For one, I wonder if there is any compounding factors to this. The era of connectivity, accessibility to educations, abilities for better distributions of wealth etc. We've passed through eras and values of gandhis, mandelas and MLKs. The graph should've been much steeper downwards.
I understand that link was only about events in the west, and I'm talking in general. Aside from the media hyperbole for business reasons of driving conflict, what I think is discomforting about the current manufactured reality as you put it is that the antagonist this time is Islam/it's acolytes and followers which are seemingly never ending compared to for example the terrorisms elewhere like the LTTE or the irish-which was finite in comparison in size and duration and most importantly, aspirations. Or even N. Korea for that instance.
Not disagreeing with anything Mirth said, feel the same most times, but other times I'm conflicted due to above.
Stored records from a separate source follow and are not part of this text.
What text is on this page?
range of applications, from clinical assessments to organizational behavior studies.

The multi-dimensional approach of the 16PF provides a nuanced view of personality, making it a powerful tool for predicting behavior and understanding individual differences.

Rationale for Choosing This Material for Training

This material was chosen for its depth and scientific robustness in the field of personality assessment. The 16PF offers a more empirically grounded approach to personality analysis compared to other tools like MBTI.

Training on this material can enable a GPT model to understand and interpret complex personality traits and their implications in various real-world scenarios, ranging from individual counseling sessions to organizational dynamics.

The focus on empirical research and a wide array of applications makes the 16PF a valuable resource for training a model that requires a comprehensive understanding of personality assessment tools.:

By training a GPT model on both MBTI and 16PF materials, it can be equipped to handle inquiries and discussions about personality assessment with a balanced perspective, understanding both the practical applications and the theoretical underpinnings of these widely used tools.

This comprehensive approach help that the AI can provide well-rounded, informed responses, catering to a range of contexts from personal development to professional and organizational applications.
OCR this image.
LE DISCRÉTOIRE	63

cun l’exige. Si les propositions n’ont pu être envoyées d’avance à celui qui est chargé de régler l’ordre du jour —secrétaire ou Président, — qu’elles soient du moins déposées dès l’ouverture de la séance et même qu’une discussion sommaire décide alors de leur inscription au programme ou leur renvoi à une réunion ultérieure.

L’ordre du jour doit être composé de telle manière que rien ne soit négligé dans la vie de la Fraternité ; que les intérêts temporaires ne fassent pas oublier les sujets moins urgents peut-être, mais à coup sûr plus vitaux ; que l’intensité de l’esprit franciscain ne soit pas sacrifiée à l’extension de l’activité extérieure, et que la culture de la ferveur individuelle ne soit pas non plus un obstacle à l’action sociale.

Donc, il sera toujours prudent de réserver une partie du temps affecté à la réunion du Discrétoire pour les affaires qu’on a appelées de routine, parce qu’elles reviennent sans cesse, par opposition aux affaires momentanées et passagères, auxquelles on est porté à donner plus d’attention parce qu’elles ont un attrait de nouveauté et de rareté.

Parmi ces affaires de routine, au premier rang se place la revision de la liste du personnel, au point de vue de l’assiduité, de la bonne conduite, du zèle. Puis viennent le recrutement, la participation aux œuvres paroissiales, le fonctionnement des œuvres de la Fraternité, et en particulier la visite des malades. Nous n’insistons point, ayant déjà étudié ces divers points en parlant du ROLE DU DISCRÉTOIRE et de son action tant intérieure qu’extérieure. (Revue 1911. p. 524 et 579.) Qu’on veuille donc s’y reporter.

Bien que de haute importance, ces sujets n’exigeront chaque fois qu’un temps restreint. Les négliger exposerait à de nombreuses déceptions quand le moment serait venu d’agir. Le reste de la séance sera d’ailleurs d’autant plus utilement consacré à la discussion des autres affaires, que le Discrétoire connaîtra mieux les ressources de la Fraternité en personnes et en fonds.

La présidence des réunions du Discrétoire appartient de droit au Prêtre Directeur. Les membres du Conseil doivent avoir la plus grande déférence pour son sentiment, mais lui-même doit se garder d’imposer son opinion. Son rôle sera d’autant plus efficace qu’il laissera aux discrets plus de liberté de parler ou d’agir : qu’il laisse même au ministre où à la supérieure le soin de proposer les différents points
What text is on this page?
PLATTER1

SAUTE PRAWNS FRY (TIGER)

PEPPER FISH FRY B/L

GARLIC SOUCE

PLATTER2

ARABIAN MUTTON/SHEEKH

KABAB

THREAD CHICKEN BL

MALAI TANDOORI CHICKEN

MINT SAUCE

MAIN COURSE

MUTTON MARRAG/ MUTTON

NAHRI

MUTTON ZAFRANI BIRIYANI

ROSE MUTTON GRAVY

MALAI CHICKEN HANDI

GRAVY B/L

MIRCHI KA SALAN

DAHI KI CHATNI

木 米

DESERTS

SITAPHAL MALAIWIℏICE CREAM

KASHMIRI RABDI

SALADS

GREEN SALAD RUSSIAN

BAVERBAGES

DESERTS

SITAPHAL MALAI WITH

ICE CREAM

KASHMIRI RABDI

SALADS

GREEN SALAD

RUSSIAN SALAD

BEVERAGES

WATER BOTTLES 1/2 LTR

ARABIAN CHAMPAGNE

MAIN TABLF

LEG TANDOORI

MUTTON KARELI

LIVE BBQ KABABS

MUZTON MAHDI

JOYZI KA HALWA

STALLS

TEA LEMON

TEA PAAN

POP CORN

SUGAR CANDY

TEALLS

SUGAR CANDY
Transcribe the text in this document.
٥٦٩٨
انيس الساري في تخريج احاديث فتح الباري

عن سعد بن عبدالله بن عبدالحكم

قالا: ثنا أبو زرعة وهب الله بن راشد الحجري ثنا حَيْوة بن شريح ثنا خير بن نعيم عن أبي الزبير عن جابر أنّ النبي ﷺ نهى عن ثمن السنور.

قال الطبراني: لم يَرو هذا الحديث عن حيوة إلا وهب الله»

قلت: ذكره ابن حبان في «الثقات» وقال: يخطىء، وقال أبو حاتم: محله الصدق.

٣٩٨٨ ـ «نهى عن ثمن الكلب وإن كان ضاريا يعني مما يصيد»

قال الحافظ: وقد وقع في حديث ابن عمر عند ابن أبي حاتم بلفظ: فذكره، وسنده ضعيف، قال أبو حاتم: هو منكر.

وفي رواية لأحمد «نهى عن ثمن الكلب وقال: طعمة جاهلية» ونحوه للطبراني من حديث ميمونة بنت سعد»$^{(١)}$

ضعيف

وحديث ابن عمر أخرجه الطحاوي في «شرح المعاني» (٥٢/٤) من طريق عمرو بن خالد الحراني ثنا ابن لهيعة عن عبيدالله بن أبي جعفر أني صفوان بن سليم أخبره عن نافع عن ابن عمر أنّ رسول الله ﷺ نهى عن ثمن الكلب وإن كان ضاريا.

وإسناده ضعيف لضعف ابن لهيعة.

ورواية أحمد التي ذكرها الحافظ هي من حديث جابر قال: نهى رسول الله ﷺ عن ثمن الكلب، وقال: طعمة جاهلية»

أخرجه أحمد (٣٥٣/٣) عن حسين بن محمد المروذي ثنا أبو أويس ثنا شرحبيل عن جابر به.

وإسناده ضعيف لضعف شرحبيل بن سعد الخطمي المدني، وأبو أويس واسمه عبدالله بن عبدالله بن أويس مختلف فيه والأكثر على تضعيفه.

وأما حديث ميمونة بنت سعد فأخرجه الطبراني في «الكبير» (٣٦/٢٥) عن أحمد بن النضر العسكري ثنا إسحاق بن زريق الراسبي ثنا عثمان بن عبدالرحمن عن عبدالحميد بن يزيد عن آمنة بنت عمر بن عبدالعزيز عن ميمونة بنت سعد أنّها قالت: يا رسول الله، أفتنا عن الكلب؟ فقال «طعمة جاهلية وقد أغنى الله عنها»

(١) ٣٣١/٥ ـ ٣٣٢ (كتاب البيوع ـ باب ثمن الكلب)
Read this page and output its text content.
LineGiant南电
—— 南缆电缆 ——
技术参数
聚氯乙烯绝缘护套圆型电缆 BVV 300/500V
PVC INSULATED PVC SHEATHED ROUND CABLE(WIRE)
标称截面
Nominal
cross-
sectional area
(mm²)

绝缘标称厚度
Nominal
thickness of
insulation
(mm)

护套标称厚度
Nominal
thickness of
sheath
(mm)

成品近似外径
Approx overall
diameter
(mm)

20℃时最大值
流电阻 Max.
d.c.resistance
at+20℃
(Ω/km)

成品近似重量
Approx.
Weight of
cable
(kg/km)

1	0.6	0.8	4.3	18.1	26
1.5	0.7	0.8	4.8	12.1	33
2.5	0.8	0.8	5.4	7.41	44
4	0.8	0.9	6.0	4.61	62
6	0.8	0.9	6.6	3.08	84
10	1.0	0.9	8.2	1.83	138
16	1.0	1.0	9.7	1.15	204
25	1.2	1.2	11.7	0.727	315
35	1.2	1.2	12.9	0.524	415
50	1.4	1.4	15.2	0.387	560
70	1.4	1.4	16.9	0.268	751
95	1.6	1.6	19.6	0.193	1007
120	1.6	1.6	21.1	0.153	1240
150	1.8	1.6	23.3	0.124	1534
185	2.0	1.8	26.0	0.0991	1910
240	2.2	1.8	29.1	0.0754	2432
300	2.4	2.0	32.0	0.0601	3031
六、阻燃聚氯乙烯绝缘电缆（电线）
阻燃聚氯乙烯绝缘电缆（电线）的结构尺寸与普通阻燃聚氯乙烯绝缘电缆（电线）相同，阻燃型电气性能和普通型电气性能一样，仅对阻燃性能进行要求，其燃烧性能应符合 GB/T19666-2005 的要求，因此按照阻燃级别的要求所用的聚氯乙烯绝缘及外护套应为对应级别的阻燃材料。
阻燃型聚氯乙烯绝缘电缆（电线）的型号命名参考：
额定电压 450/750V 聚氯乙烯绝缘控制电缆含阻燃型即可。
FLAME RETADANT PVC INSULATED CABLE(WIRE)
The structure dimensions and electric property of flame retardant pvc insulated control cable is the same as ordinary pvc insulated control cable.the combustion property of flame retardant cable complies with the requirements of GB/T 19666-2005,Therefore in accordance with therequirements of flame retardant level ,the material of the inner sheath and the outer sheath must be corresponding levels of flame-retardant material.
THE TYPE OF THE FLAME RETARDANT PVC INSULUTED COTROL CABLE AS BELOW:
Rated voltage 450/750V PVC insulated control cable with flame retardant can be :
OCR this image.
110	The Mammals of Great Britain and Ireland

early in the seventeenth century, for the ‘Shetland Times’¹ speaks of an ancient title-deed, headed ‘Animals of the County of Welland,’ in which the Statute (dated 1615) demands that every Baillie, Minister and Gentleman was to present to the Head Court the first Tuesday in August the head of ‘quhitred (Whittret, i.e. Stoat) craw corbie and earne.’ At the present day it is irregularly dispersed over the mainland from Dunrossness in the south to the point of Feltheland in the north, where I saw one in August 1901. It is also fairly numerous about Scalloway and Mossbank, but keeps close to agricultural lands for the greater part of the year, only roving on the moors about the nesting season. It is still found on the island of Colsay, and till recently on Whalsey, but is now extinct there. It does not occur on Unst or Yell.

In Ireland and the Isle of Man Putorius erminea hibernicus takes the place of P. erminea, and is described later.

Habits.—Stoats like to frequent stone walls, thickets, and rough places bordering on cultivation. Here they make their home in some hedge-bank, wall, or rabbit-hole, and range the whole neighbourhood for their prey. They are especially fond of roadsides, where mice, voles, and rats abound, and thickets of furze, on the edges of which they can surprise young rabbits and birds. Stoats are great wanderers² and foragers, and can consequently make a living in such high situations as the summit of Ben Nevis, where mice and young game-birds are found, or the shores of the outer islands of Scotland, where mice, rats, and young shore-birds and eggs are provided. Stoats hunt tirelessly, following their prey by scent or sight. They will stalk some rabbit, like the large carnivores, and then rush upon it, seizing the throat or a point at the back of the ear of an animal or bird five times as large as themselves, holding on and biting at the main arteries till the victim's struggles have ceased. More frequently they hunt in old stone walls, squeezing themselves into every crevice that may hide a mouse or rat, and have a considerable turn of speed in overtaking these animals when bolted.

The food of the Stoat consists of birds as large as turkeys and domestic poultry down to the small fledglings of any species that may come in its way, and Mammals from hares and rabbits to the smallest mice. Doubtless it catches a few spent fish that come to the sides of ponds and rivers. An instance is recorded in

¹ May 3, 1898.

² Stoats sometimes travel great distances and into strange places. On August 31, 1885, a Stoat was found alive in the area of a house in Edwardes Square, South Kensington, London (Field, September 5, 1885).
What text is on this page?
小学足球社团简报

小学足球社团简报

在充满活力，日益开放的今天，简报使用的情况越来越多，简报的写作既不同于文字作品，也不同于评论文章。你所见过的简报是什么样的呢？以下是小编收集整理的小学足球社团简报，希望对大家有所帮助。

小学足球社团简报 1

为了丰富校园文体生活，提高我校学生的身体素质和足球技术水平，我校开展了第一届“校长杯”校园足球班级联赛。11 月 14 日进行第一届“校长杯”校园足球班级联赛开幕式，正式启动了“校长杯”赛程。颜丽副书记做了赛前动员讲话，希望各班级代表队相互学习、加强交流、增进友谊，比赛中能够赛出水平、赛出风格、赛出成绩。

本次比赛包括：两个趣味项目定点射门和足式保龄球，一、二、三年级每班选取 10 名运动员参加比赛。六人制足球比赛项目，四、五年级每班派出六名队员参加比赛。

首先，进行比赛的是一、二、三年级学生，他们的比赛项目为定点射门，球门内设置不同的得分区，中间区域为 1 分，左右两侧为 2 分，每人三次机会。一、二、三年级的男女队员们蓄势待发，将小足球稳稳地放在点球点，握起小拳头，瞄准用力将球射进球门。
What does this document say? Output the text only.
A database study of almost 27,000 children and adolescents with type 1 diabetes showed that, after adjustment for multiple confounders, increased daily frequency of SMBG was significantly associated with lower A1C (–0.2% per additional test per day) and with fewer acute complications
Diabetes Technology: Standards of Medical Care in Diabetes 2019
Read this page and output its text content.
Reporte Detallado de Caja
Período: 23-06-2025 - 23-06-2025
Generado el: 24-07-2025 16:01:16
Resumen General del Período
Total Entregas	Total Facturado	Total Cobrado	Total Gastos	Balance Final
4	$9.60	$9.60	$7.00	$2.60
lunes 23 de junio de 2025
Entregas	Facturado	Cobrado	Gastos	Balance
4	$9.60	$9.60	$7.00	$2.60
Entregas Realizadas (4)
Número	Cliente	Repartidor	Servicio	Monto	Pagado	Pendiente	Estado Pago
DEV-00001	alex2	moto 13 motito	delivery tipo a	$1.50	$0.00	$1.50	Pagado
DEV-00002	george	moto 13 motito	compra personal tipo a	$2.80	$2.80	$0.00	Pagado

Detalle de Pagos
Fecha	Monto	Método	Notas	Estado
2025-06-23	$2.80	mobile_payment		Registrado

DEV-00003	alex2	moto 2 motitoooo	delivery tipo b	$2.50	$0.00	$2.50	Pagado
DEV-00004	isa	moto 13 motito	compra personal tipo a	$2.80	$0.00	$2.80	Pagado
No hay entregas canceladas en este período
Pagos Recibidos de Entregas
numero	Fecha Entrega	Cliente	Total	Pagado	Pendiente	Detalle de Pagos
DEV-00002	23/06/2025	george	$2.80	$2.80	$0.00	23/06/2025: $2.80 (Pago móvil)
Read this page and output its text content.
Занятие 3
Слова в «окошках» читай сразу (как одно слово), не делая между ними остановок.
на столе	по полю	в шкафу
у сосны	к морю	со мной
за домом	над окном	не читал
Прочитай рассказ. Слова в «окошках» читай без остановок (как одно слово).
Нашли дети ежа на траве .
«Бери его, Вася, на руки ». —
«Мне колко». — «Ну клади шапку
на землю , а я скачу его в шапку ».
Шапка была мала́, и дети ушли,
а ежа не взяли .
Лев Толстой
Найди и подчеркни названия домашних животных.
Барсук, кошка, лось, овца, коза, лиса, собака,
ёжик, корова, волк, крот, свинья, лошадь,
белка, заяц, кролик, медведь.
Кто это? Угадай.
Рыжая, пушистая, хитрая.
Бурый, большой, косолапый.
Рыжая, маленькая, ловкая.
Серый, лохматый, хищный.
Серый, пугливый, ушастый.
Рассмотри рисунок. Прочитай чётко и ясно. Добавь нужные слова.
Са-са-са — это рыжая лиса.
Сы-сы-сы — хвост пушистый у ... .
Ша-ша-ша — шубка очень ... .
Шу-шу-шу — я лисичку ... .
On the subject of rohingyas, it is just become difficult to comprehend that in one part of the world we have fights for lgbtq rights, phones costing a grand, and in others there's skyscrapers one taller than the previous tallest etc and then there's villages burning- bizarre. The dehumanizing I believe is, sadly, complete. Go to any Indian news website and find articles on the burmese refugees and check the comments' section. Any.